Owais Shah

Personal information
- Full name: Owais Amin Shah
- Born: 14 October 1990 (age 35) Srinagar, Kashmir
- Batting: Right-hand bat
- Bowling: Legbreak googly

Domestic team information
- 2012-: Jammu & Kashmir

Career statistics
| Competition | First-class | List A | T20 |
| Matches | 14 | 3 | 5 |
| Runs scored | 638 | 68 | 5 |
| Batting average | 25.52 | 22.66 | 1.66 |
| 100s/50s | 0/5 | 0/1 | 0/0 |
| Top score | 84 | 59 | 3 |
| Balls bowled | 78 | 0 | 0 |
| Wickets | 2 | 0 | 0 |
| Bowling average | 14.50 | 0 | 0 |
| 5 wickets in innings | 0 | 0 | 0 |
| 10 wickets in match | 0 | 0 | 0 |
| Best bowling | 2/17 | 0 | 0 |
| Catches/stumpings | 3/0 | 0/0 | 1/0 |
- Source: Cricinfo, 3 December 2025

= Owais Shah (Indian cricketer) =

Indian cricketer

Owais Amin Shah (born 14 October 1990) is an Indian cricketer who has played for Jammu and Kashmir in Indian domestic cricket. He is a right-handed batsman and left-arm leg spin bowler.

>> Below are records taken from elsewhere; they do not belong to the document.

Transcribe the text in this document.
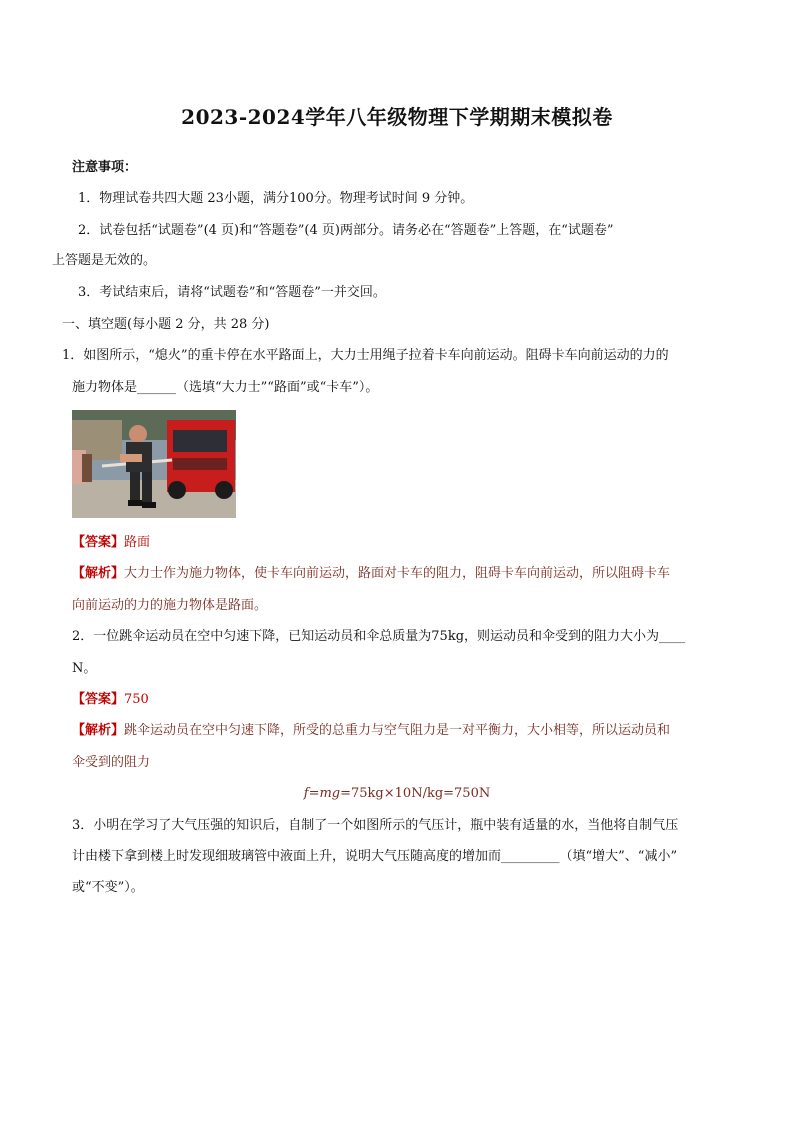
2023-2024学年八年级物理下学期期末模拟卷
注意事项：
1．物理试卷共四大题 23小题，满分100分。物理考试时间 9 分钟。
2．试卷包括“试题卷”(4 页)和“答题卷”(4 页)两部分。请务必在“答题卷”上答题，在“试题卷”
上答题是无效的。
3．考试结束后，请将“试题卷”和“答题卷”一并交回。
一、填空题(每小题 2 分，共 28 分)
1．如图所示，“熄火”的重卡停在水平路面上，大力士用绳子拉着卡车向前运动。阻碍卡车向前运动的力的
施力物体是______（选填“大力士”“路面”或“卡车”）。
【答案】路面
【解析】大力士作为施力物体，使卡车向前运动，路面对卡车的阻力，阻碍卡车向前运动，所以阻碍卡车
向前运动的力的施力物体是路面。
2．一位跳伞运动员在空中匀速下降，已知运动员和伞总质量为75kg，则运动员和伞受到的阻力大小为____
N。
【答案】750
【解析】跳伞运动员在空中匀速下降，所受的总重力与空气阻力是一对平衡力，大小相等，所以运动员和
伞受到的阻力
f=mg=75kg×10N/kg=750N
3．小明在学习了大气压强的知识后，自制了一个如图所示的气压计，瓶中装有适量的水，当他将自制气压
计由楼下拿到楼上时发现细玻璃管中液面上升，说明大气压随高度的增加而_________（填“增大”、“减小”
或“不变”）。
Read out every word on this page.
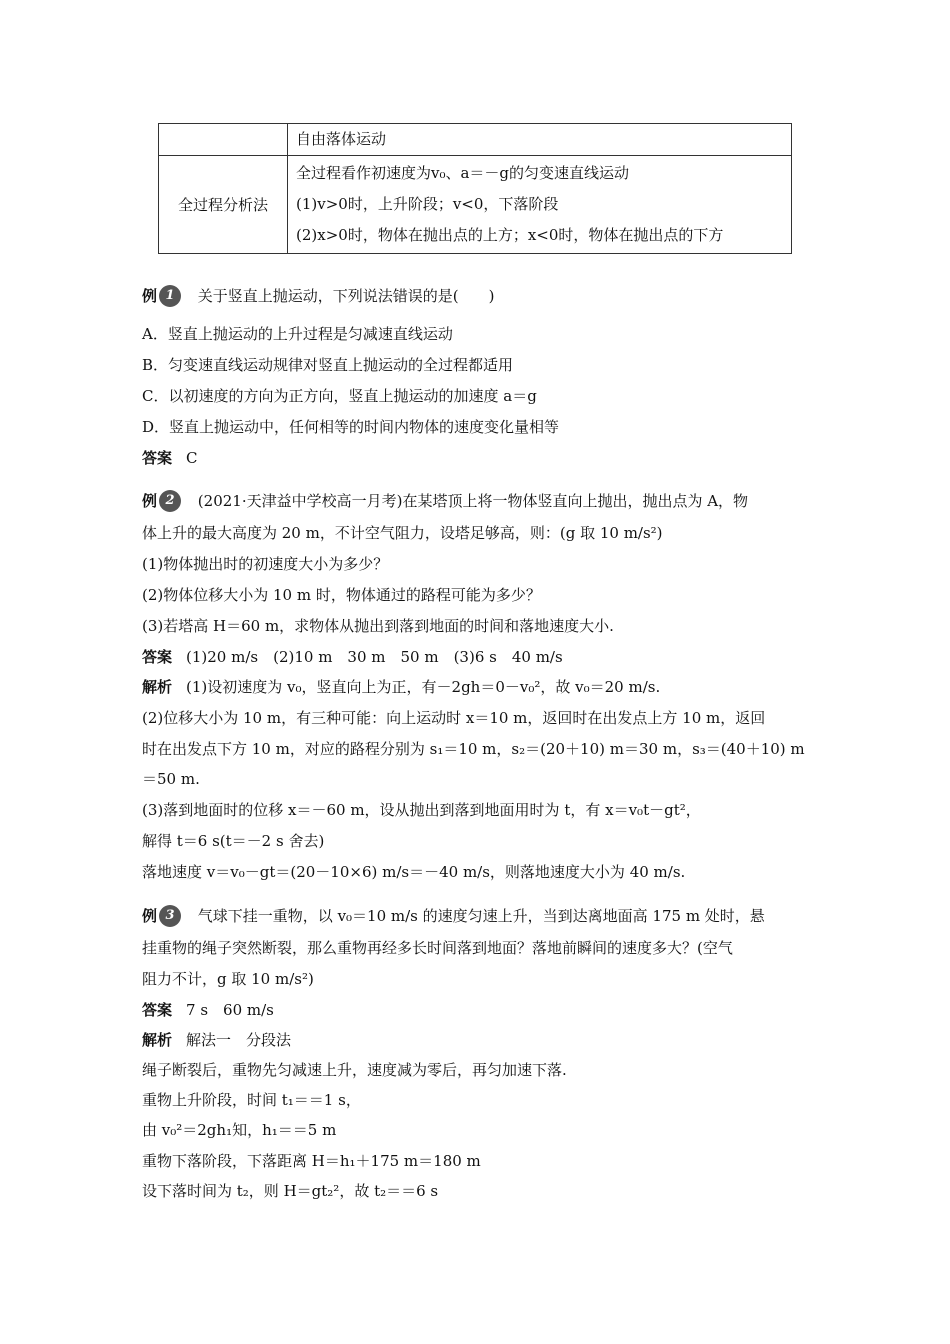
	自由落体运动
全过程分析法	全过程看作初速度为v₀、a＝－g的匀变速直线运动
(1)v>0时，上升阶段；v<0，下落阶段
(2)x>0时，物体在抛出点的上方；x<0时，物体在抛出点的下方
例 1	关于竖直上抛运动，下列说法错误的是(　　)
A．竖直上抛运动的上升过程是匀减速直线运动
B．匀变速直线运动规律对竖直上抛运动的全过程都适用
C．以初速度的方向为正方向，竖直上抛运动的加速度 a＝g
D．竖直上抛运动中，任何相等的时间内物体的速度变化量相等
答案 C
例 2	(2021·天津益中学校高一月考)在某塔顶上将一物体竖直向上抛出，抛出点为 A，物
体上升的最大高度为 20 m，不计空气阻力，设塔足够高，则：(g 取 10 m/s²)
(1)物体抛出时的初速度大小为多少？
(2)物体位移大小为 10 m 时，物体通过的路程可能为多少？
(3)若塔高 H＝60 m，求物体从抛出到落到地面的时间和落地速度大小.
答案 (1)20 m/s　(2)10 m　30 m　50 m　(3)6 s　40 m/s
解析 (1)设初速度为 v₀，竖直向上为正，有－2gh＝0－v₀²，故 v₀＝20 m/s.
(2)位移大小为 10 m，有三种可能：向上运动时 x＝10 m，返回时在出发点上方 10 m，返回
时在出发点下方 10 m，对应的路程分别为 s₁＝10 m，s₂＝(20＋10) m＝30 m，s₃＝(40＋10) m
＝50 m.
(3)落到地面时的位移 x＝－60 m，设从抛出到落到地面用时为 t，有 x＝v₀t－gt²，
解得 t＝6 s(t＝－2 s 舍去)
落地速度 v＝v₀－gt＝(20－10×6) m/s＝－40 m/s，则落地速度大小为 40 m/s.
例 3	气球下挂一重物，以 v₀＝10 m/s 的速度匀速上升，当到达离地面高 175 m 处时，悬
挂重物的绳子突然断裂，那么重物再经多长时间落到地面？落地前瞬间的速度多大？(空气
阻力不计，g 取 10 m/s²)
答案 7 s　60 m/s
解析 解法一　分段法
绳子断裂后，重物先匀减速上升，速度减为零后，再匀加速下落.
重物上升阶段，时间 t₁＝＝1 s，
由 v₀²＝2gh₁知，h₁＝＝5 m
重物下落阶段，下落距离 H＝h₁＋175 m＝180 m
设下落时间为 t₂，则 H＝gt₂²，故 t₂＝＝6 s
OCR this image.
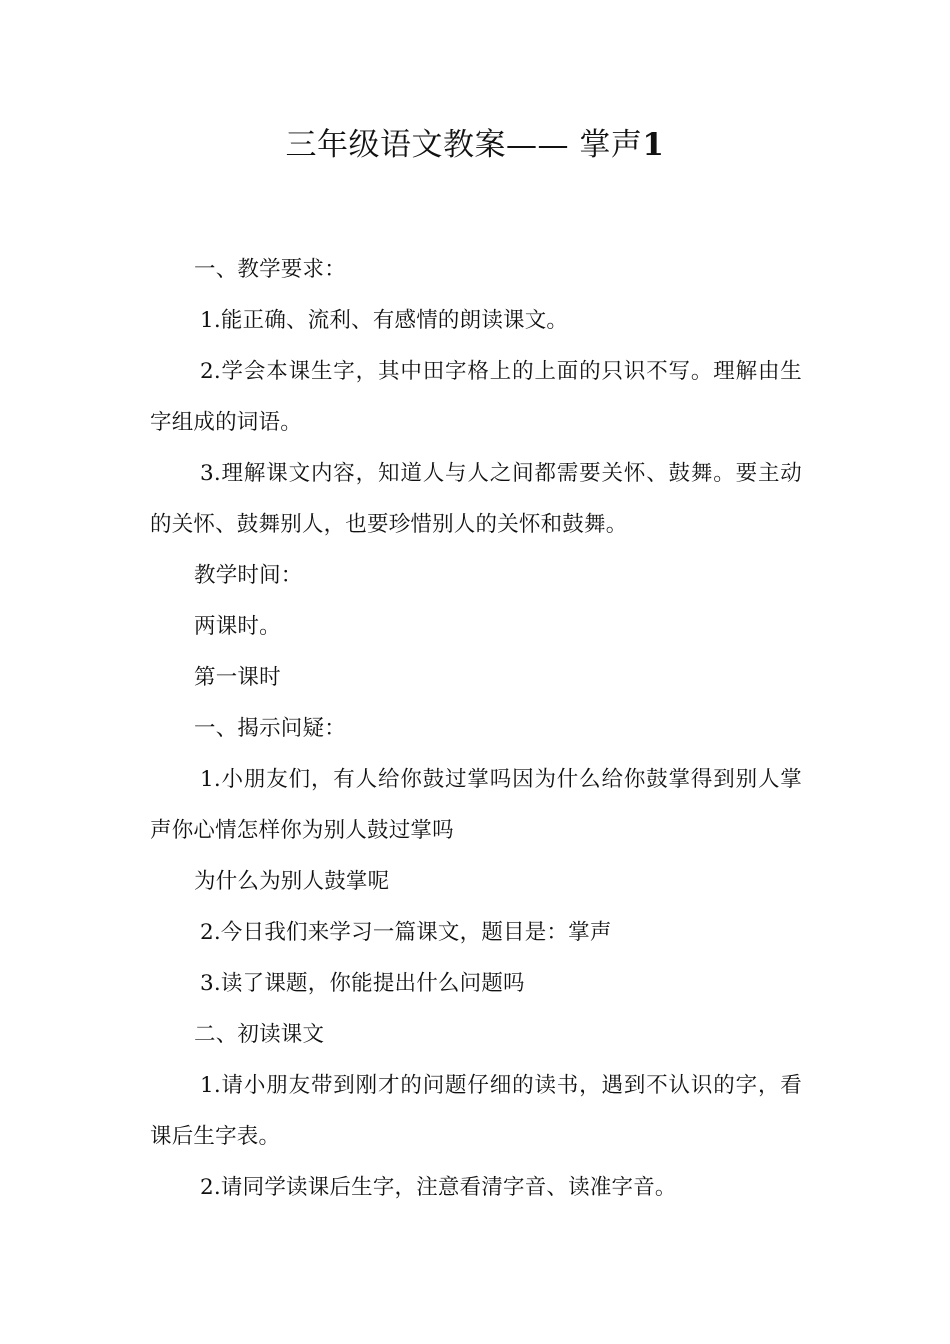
三年级语文教案—— 掌声1

一、教学要求：

1.能正确、流利、有感情的朗读课文。

2.学会本课生字，其中田字格上的上面的只识不写。理解由生字组成的词语。

3.理解课文内容，知道人与人之间都需要关怀、鼓舞。要主动的关怀、鼓舞别人，也要珍惜别人的关怀和鼓舞。

教学时间：

两课时。

第一课时

一、揭示问疑：

1.小朋友们，有人给你鼓过掌吗因为什么给你鼓掌得到别人掌声你心情怎样你为别人鼓过掌吗

为什么为别人鼓掌呢

2.今日我们来学习一篇课文，题目是：掌声

3.读了课题，你能提出什么问题吗

二、初读课文

1.请小朋友带到刚才的问题仔细的读书，遇到不认识的字，看课后生字表。

2.请同学读课后生字，注意看清字音、读准字音。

A former state under-19s player, Shah made his first-class debut for Jammu and Kashmir in December 2012, playing against Kerala in the 2012–13 Ranji Trophy. He played three Ranji Trophy matches in his debut season, and also appeared once in the 2012–13 Vijay Hazare Trophy (a limited-overs competition). In the 2013–14 Ranji Trophy, however, Shah appeared only once.